Jabari Asim is a writer and multidisciplinary artist. He directs the MFA program in creative writing at Emerson College, where he is also the Elma Lewis Distinguished Fellow in Social Justice. His nonfiction books include The N Word: Who Can Say It, Who Shouldn’t, and Why; What Obama Means: For Our Culture, Our Politics, Our Future; Not Guilty: Twelve Black Men Speak Out on Law, Justice, and Life; and We Can’t Breathe: On Black Lives, White Lies, and the Art of Survival. His books for children include Whose Toes Are Those? and Preaching to the Chickens: The Story of Young John Lewis. His works of fiction include A Taste of Honey and Only the Strong.
Deborah Douglas is an award-winning journalist, cultural critic, and thought leader specializing in the African American lived experience.
Deborah lives in Chicago, where she was born, but is a self-described product of the Great Migration: She started school in post-uprising Detroit and came of age in metro Memphis. After graduating from Northwestern University, she traveled the country as a reporter, landing in Jackson, Mississippi. She’s taught best practices to journalists in Karachi, Pakistan, taught in South Africa twice, studied HIV and malaria prevention in Tanzania, and traveled to Kenya, Tunisia, and Senegal, and throughout Europe. She is currently the Eugene S. Pulliam Distinguished Visiting Professor at DePauw University, creating courses to show student-journalists how to center marginalized voices in their work.

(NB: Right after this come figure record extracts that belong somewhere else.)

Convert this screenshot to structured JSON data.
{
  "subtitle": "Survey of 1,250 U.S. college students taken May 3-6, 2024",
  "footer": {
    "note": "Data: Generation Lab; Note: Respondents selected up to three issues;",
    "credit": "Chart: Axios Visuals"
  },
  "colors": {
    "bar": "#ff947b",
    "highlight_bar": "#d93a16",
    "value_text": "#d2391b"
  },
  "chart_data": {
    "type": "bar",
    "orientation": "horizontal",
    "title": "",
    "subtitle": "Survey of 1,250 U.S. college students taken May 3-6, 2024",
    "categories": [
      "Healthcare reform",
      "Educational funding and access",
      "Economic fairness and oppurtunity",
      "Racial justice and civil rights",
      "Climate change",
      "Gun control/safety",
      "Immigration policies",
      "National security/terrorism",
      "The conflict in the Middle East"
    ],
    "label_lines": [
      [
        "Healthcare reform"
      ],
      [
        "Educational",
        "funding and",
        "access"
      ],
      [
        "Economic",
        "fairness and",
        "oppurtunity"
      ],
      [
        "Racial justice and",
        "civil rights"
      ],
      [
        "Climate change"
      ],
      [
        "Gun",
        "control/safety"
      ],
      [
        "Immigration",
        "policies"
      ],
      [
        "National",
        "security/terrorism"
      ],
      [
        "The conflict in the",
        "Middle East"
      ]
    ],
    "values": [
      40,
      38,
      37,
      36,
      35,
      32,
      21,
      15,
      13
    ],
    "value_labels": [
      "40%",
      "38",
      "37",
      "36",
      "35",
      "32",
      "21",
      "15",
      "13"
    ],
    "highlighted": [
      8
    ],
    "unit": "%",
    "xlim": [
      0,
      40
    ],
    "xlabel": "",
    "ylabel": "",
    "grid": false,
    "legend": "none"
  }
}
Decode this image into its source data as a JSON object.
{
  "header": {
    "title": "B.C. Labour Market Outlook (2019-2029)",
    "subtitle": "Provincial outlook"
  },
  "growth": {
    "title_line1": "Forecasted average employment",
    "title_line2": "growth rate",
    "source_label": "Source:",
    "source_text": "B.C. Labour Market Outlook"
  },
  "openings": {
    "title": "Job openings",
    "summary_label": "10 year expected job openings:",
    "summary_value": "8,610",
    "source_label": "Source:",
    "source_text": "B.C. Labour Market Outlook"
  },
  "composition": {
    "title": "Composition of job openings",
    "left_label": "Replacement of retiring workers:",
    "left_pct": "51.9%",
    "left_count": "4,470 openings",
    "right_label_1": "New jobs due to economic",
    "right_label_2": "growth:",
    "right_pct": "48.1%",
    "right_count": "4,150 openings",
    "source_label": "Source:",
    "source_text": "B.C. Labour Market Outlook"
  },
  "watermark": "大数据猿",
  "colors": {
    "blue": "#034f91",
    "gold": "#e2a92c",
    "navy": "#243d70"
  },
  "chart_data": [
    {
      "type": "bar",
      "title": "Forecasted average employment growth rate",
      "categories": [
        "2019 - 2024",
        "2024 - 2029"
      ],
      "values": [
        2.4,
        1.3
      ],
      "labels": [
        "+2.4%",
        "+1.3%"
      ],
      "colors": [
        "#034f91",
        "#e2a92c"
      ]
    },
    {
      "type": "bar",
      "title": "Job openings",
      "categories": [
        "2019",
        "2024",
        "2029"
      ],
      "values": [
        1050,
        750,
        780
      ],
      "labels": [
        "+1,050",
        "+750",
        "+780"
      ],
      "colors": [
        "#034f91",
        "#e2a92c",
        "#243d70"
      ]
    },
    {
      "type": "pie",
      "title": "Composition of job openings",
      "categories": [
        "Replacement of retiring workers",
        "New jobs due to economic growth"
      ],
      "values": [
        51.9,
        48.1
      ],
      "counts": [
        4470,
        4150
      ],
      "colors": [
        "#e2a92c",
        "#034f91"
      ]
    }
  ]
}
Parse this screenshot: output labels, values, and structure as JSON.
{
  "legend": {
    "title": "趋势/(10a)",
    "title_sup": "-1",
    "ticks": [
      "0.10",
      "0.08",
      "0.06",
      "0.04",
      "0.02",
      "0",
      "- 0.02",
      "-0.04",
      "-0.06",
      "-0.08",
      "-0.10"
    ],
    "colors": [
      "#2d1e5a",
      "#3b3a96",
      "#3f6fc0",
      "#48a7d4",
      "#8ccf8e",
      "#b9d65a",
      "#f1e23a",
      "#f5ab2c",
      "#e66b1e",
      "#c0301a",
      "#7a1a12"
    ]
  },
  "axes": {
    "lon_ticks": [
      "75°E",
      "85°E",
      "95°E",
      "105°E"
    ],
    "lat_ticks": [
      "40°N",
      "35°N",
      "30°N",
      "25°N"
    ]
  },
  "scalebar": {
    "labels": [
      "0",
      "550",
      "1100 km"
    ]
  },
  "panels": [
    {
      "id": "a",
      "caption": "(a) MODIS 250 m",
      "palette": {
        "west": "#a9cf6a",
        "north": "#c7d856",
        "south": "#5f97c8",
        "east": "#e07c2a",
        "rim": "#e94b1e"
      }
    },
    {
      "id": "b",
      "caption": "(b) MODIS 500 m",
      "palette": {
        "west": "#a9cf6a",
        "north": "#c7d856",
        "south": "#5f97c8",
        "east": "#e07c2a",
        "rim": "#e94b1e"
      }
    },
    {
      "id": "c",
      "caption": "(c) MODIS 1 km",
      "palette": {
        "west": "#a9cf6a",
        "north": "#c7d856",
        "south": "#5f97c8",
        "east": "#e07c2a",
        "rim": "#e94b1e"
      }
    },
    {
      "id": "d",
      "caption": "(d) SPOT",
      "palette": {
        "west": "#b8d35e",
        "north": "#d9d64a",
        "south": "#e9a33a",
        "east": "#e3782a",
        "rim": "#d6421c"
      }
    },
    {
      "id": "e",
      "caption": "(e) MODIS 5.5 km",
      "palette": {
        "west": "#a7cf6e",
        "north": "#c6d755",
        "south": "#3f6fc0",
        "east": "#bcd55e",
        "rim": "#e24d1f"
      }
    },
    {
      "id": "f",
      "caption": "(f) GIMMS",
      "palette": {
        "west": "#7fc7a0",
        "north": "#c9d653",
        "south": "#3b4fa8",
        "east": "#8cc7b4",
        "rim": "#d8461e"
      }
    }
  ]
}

She served as the managing editor of MLK50: Justice Through Journalism, a reporting project examining the economic realities of Memphis, Tennessee, 50+ years since Dr. Martin Luther King Jr. was assassinated there. Previously, she was the No. 2 at the Chicago Sun-Times editorial page and a columnist. She served as an adjunct lecturer at Medill where she designed a Civil Rights Act of 1964 graduate capstone, and has contributed to VICE, Time, American Prospect, The Root, The Grio and The (NAACP) Crisis magazine. She is a senior leader at The OpEd Project, an initiative that amplifies underrepresented expert voices. In her career, she’s had the honor of speaking with civil rights icons, including Rev. Jesse Jackson, Rev. James Lawson, Diane Nash, Bernard Lafayette, Bree Newsome, Rev. Bernice King, and Rev. Martin King III. Her work has been cited by the New York Times, and she’s won numerous awards for her writing for Oprah magazine and other outlets.